Even the most responsibly run mines will face skepticism if revenue flows vanish into opaque government accounts. In Latin America, decentralization laws often transfer royalties to local municipalities. At the national level, voters rarely grasp where mining taxes and royalties are spent. Without oversight, an anti-mining narrative flourishes, with or without fiscal malfeasance. Establishing independent watchdog agencies and digital dashboards can help track spending in real time. Transparency is a cornerstone of building trust.

  • Publicizing company payments: Companies should disclose taxes, royalties and community contributions on a project-by-project basis. Many jurisdictions, such as Peru and Colombia, participate in the Extractive Industries Transparency Initiative (EITI), which provides a global standard for these disclosures.
  • Transparent use of funds: Governments must disclose how mining revenues are spent. Ghana transfers royalties from gold, bauxite, manganese and other minerals into the Minerals Development Fund, with published reports on allocations.
  • Stable and transparent contracts: Contract negotiations between governments and companies can lead to win-win situations as long as they’re public or at least subject to congressional approval.

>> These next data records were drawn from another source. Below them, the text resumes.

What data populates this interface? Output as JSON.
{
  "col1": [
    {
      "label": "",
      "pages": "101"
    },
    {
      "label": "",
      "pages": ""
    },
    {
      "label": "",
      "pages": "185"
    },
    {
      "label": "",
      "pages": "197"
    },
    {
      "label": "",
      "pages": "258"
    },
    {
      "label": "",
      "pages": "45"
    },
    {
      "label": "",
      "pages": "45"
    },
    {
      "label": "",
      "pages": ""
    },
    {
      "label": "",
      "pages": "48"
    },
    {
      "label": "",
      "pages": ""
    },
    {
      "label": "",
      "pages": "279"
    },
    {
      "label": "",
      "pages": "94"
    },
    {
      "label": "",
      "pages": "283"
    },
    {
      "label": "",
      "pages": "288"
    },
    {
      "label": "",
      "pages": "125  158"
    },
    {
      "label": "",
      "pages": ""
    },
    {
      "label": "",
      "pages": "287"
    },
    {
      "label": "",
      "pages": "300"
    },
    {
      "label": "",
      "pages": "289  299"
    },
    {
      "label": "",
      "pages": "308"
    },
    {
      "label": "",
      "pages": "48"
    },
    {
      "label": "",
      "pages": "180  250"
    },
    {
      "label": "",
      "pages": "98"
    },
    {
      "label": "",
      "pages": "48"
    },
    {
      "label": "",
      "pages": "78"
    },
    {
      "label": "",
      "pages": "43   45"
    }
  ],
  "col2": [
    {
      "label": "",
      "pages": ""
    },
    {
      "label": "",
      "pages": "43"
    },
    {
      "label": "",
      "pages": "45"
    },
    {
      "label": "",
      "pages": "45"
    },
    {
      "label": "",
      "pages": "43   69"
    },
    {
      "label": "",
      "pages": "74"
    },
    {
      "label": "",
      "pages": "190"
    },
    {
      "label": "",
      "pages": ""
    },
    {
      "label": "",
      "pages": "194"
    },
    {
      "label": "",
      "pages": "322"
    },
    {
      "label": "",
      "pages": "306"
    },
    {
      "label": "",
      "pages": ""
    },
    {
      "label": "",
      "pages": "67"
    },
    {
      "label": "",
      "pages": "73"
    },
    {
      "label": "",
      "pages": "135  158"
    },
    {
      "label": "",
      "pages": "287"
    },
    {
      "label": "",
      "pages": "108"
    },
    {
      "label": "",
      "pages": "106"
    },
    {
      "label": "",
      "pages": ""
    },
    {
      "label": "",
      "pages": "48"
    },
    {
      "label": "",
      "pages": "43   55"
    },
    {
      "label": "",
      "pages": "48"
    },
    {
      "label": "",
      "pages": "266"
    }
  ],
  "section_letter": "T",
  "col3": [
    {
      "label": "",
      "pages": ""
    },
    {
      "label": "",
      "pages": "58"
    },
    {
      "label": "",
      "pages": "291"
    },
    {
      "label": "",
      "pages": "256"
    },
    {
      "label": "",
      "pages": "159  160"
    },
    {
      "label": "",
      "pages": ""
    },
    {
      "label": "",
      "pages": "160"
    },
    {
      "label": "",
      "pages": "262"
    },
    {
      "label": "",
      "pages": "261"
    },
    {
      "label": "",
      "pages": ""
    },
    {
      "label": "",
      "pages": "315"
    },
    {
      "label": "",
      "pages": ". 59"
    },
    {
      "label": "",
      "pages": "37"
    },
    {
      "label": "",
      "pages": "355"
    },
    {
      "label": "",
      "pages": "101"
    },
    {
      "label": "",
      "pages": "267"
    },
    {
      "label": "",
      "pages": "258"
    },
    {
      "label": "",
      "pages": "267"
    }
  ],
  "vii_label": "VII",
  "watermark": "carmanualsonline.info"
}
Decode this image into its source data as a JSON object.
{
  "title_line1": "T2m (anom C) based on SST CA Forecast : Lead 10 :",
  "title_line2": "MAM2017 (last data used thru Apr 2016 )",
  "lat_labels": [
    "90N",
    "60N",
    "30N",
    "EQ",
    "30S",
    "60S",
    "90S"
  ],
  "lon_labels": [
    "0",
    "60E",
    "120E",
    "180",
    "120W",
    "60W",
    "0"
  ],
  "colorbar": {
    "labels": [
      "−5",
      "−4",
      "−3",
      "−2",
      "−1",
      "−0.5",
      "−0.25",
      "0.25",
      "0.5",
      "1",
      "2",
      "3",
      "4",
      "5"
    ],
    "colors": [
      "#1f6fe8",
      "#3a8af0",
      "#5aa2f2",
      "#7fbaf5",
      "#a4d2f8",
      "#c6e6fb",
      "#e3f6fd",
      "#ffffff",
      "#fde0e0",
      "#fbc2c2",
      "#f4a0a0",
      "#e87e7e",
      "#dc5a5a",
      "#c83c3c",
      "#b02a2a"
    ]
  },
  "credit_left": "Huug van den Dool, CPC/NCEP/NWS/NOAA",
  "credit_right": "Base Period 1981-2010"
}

Mongolia’s Oyu Tolgoi copper mine provides lessons in how a controversial project can move forward through a framework of transparency. After stalling over cost overruns, alleged unpaid taxes and investigations into corruption, the state and Rio Tinto restored public trust through a renegotiation based on open publication of contracts and financial data, enhanced sovereign oversight and creator revenue-sharing clarity and ESG commitments.

Latin America’s Path Forward

The global energy transition is driving demand for copper, lithium, nickel, and rare earths — resources that Latin America holds in abundance. Yet history warns of the resource curse, where wealth fuels inequality and corruption instead of development.

By adopting best practices, the region’s mining jurisdictions can chart a different course:

  • Design flexible royalty systems to strike a balance between investor confidence and fair state revenues.
  • Enforce strict environmental safeguards to protect water, land, and people.
  • Ensure local benefits by building supply chains, training workers, and adding value domestically.
  • Embed community participation in every stage of the mining cycle.
  • Institutionalize transparency, so citizens can see where every mining dollar goes.

Latin America does not need to reinvent the wheel here — successful models exist in Chile’s royalty system, Canada’s mine closure policies, Botswana’s resource partnerships and Australia’s supplier networks. What is needed is a strong political will, effective regulatory capacity, and genuine engagement with citizens.

If done responsibly, mining can be more than an export machine. It can be the backbone of a diversified economy, a source of dignity for workers and a partner to sustainable development. The stakes are high, as the world looks to Latin America to supply the metals needed for the renewable energy transition. How the region responds will determine not only its economic future, but also its social and environmental legacy.

Sebastian Perez-Ferreiro is Mining Practice Co-Director at Americas Market Intelligence.